Ape in the coat comments on You can, in fact, bamboozle an unaligned AI into sparing your life

Ape in the coat 30 Sep 2024 7:54 UTC
14 points
2
All such proposal work according to this scheme:
1. Humans are confused about anthropic reasoning
2. In our confusion we assume that something is a reasonable thing to do
3. We conclude that AI will also be confused about anthropic reasoning in exactly the same way by default and therefore come to the same conclusion.
Trying to speculate on your own ignorance and confusion is not a systematic way of building accurate map territory relations. We should in fact stop doing it, no matter how pleasant the wishful thinking is.
My default hypothesis is that AI won’t be even bothered by all the simulation arguments that are mindboggling to us. And we would have specifically design AI to be muggable this way. Which would also introduce a huge flaw in the AI’s reasoning ability, exploitable in other ways, most of which will lead to horrible consequences.
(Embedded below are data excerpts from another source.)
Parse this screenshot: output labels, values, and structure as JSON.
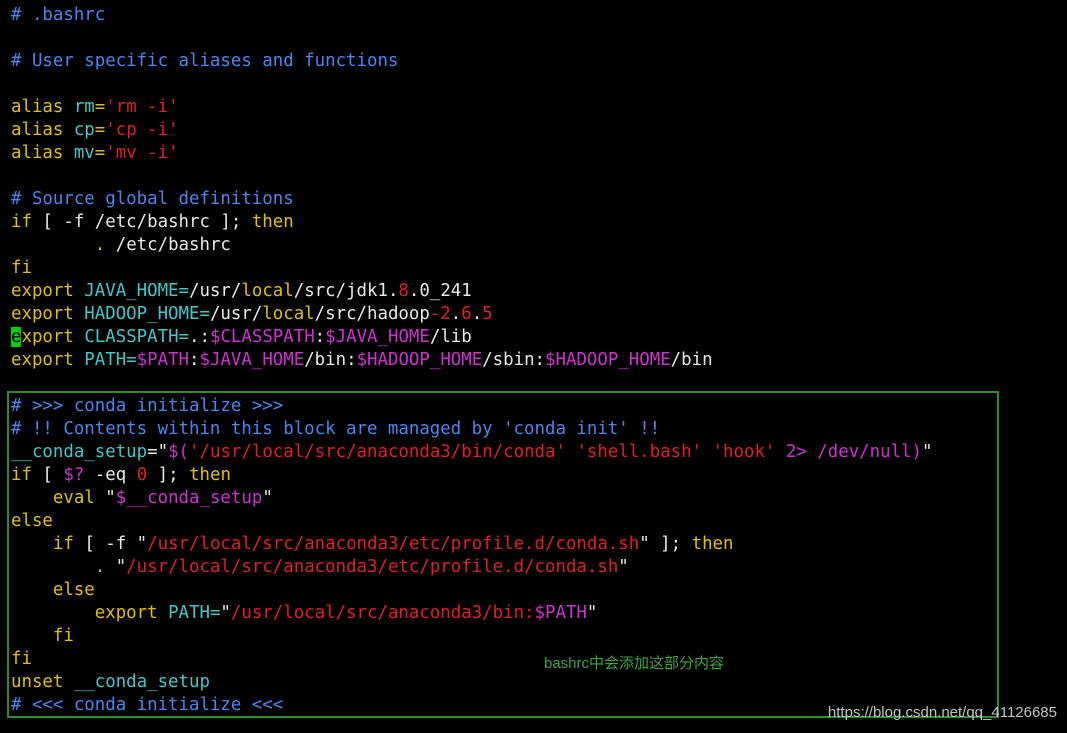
{
  "colors": {
    "background": "#000000",
    "comment": "#4a86f0",
    "keyword": "#e0c000",
    "variable": "#40c8c8",
    "string": "#e02020",
    "expansion": "#d030d0",
    "text": "#e8e8e8",
    "cursor": "#00d000",
    "box": "#2e8b2e"
  },
  "lines": [
    [
      {
        "t": "# .bashrc",
        "c": "cmt"
      }
    ],
    [],
    [
      {
        "t": "# User specific aliases and functions",
        "c": "cmt"
      }
    ],
    [],
    [
      {
        "t": "alias ",
        "c": "kw"
      },
      {
        "t": "rm",
        "c": "var"
      },
      {
        "t": "=",
        "c": "kw"
      },
      {
        "t": "'rm -i'",
        "c": "str"
      }
    ],
    [
      {
        "t": "alias ",
        "c": "kw"
      },
      {
        "t": "cp",
        "c": "var"
      },
      {
        "t": "=",
        "c": "kw"
      },
      {
        "t": "'cp -i'",
        "c": "str"
      }
    ],
    [
      {
        "t": "alias ",
        "c": "kw"
      },
      {
        "t": "mv",
        "c": "var"
      },
      {
        "t": "=",
        "c": "kw"
      },
      {
        "t": "'mv -i'",
        "c": "str"
      }
    ],
    [],
    [
      {
        "t": "# Source global definitions",
        "c": "cmt"
      }
    ],
    [
      {
        "t": "if",
        "c": "kw"
      },
      {
        "t": " [ -f /etc/bashrc ]; ",
        "c": "txt"
      },
      {
        "t": "then",
        "c": "kw"
      }
    ],
    [
      {
        "t": "        ",
        "c": "txt"
      },
      {
        "t": ".",
        "c": "kw"
      },
      {
        "t": " /etc/bashrc",
        "c": "txt"
      }
    ],
    [
      {
        "t": "fi",
        "c": "kw"
      }
    ],
    [
      {
        "t": "export ",
        "c": "kw"
      },
      {
        "t": "JAVA_HOME=",
        "c": "var"
      },
      {
        "t": "/usr/",
        "c": "txt"
      },
      {
        "t": "local",
        "c": "kw"
      },
      {
        "t": "/src/jdk1.",
        "c": "txt"
      },
      {
        "t": "8",
        "c": "str"
      },
      {
        "t": ".0_241",
        "c": "txt"
      }
    ],
    [
      {
        "t": "export ",
        "c": "kw"
      },
      {
        "t": "HADOOP_HOME=",
        "c": "var"
      },
      {
        "t": "/usr/",
        "c": "txt"
      },
      {
        "t": "local",
        "c": "kw"
      },
      {
        "t": "/src/hadoop",
        "c": "txt"
      },
      {
        "t": "-2",
        "c": "str"
      },
      {
        "t": ".",
        "c": "txt"
      },
      {
        "t": "6",
        "c": "str"
      },
      {
        "t": ".",
        "c": "txt"
      },
      {
        "t": "5",
        "c": "str"
      }
    ],
    [
      {
        "t": "e",
        "c": "cursor"
      },
      {
        "t": "xport ",
        "c": "kw"
      },
      {
        "t": "CLASSPATH=",
        "c": "var"
      },
      {
        "t": ".:",
        "c": "txt"
      },
      {
        "t": "$CLASSPATH",
        "c": "mag"
      },
      {
        "t": ":",
        "c": "txt"
      },
      {
        "t": "$JAVA_HOME",
        "c": "mag"
      },
      {
        "t": "/lib",
        "c": "txt"
      }
    ],
    [
      {
        "t": "export ",
        "c": "kw"
      },
      {
        "t": "PATH=",
        "c": "var"
      },
      {
        "t": "$PATH",
        "c": "mag"
      },
      {
        "t": ":",
        "c": "txt"
      },
      {
        "t": "$JAVA_HOME",
        "c": "mag"
      },
      {
        "t": "/bin:",
        "c": "txt"
      },
      {
        "t": "$HADOOP_HOME",
        "c": "mag"
      },
      {
        "t": "/sbin:",
        "c": "txt"
      },
      {
        "t": "$HADOOP_HOME",
        "c": "mag"
      },
      {
        "t": "/bin",
        "c": "txt"
      }
    ],
    [],
    [
      {
        "t": "# >>> conda initialize >>>",
        "c": "cmt"
      }
    ],
    [
      {
        "t": "# !! Contents within this block are managed by 'conda init' !!",
        "c": "cmt"
      }
    ],
    [
      {
        "t": "__conda_setup",
        "c": "var"
      },
      {
        "t": "=\"",
        "c": "txt"
      },
      {
        "t": "$(",
        "c": "mag"
      },
      {
        "t": "'/usr/local/src/anaconda3/bin/conda'",
        "c": "str"
      },
      {
        "t": " ",
        "c": "txt"
      },
      {
        "t": "'shell.bash'",
        "c": "str"
      },
      {
        "t": " ",
        "c": "txt"
      },
      {
        "t": "'hook'",
        "c": "str"
      },
      {
        "t": " ",
        "c": "txt"
      },
      {
        "t": "2>",
        "c": "mag"
      },
      {
        "t": " /dev/null)",
        "c": "mag"
      },
      {
        "t": "\"",
        "c": "txt"
      }
    ],
    [
      {
        "t": "if",
        "c": "kw"
      },
      {
        "t": " [ ",
        "c": "txt"
      },
      {
        "t": "$?",
        "c": "mag"
      },
      {
        "t": " -eq ",
        "c": "txt"
      },
      {
        "t": "0",
        "c": "str"
      },
      {
        "t": " ]; ",
        "c": "txt"
      },
      {
        "t": "then",
        "c": "kw"
      }
    ],
    [
      {
        "t": "    ",
        "c": "txt"
      },
      {
        "t": "eval",
        "c": "kw"
      },
      {
        "t": " \"",
        "c": "txt"
      },
      {
        "t": "$__conda_setup",
        "c": "mag"
      },
      {
        "t": "\"",
        "c": "txt"
      }
    ],
    [
      {
        "t": "else",
        "c": "kw"
      }
    ],
    [
      {
        "t": "    ",
        "c": "txt"
      },
      {
        "t": "if",
        "c": "kw"
      },
      {
        "t": " [ -f \"",
        "c": "txt"
      },
      {
        "t": "/usr/local/src/anaconda3/etc/profile.d/conda.sh",
        "c": "str"
      },
      {
        "t": "\" ]; ",
        "c": "txt"
      },
      {
        "t": "then",
        "c": "kw"
      }
    ],
    [
      {
        "t": "        ",
        "c": "txt"
      },
      {
        "t": ".",
        "c": "kw"
      },
      {
        "t": " \"",
        "c": "txt"
      },
      {
        "t": "/usr/local/src/anaconda3/etc/profile.d/conda.sh",
        "c": "str"
      },
      {
        "t": "\"",
        "c": "txt"
      }
    ],
    [
      {
        "t": "    ",
        "c": "txt"
      },
      {
        "t": "else",
        "c": "kw"
      }
    ],
    [
      {
        "t": "        ",
        "c": "txt"
      },
      {
        "t": "export ",
        "c": "kw"
      },
      {
        "t": "PATH=",
        "c": "var"
      },
      {
        "t": "\"",
        "c": "txt"
      },
      {
        "t": "/usr/local/src/anaconda3/bin:",
        "c": "str"
      },
      {
        "t": "$PATH",
        "c": "mag"
      },
      {
        "t": "\"",
        "c": "txt"
      }
    ],
    [
      {
        "t": "    ",
        "c": "txt"
      },
      {
        "t": "fi",
        "c": "kw"
      }
    ],
    [
      {
        "t": "fi",
        "c": "kw"
      }
    ],
    [
      {
        "t": "unset ",
        "c": "kw"
      },
      {
        "t": "__conda_setup",
        "c": "var"
      }
    ],
    [
      {
        "t": "# <<< conda initialize <<<",
        "c": "cmt"
      }
    ]
  ],
  "annotation": "bashrc中会添加这部分内容",
  "watermark": "https://blog.csdn.net/qq_41126685"
}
- Mitchell_Porter 30 Sep 2024 9:17 UTC
  9 points
  2
  Parent
  
  My default hypothesis is that AI won’t be even bothered by all the simulation arguments that are mindboggling to us.
  
  I have similar thoughts, though perhaps for a different reason. There are all these ideas about acausal trade, acausal blackmail, multiverse superintelligences shaping the “universal prior”, and so on, which have a lot of currency here. They have some speculative value; they would have even more value as reminders of the unknown, and the conceptual novelties that might be part of a transhuman intelligence’s worldview; but instead they are elaborated in greatly varied (and yet, IMO, ill-founded) ways, by people for whom this is the way to think about superintelligence and the larger reality.
  
  It reminds me of the pre-2012 situation in particle physics, in which it was correctly anticipated that the Higgs boson exists, but was also incorrectly expected that it would be accompanied by other new particles and a new symmetry, involved in stabilizing its mass. Thousands, maybe tens of thousands of papers were produced, proposing specific detectable new symmetries and particles that could provide this mechanism. Instead only the Higgs has shown up, and people are mostly in search of a different mechanism.
  
  The analogy for AI would be: important but more straightforward topics have been neglected in favor of these fashionable possibilities, and, when reality does reveal a genuinely new aspect, it may be something quite different to what is being anticipated here.
- ryan_greenblatt 30 Sep 2024 15:49 UTC
  2 points
  0
  Parent
  This proposal doesn’t depend on mugging the AI. The proposal actually gets the AI more resources in expectation due to a trade.
  
  I agree the post is a bit confusing and unclear about this. (And the proposal under “Can we get more than this” is wrong. At a minimum, such AIs will also be mugged by everyone else too meaning you get get huge amounts of extra money for basically free.)
  - Ape in the coat 2 Oct 2024 15:05 UTC
    2 points
    0
    Parent
    This doesn’t seem as a fair trade proposal to me. This is a bet where one side has disproportional amount of information and uses it to its own benefit.
    Suppose I tossed a fair coin, looked on the outcome and proposed you to bet on Heads with 99:1 odds. Is it reasonable for you to agree?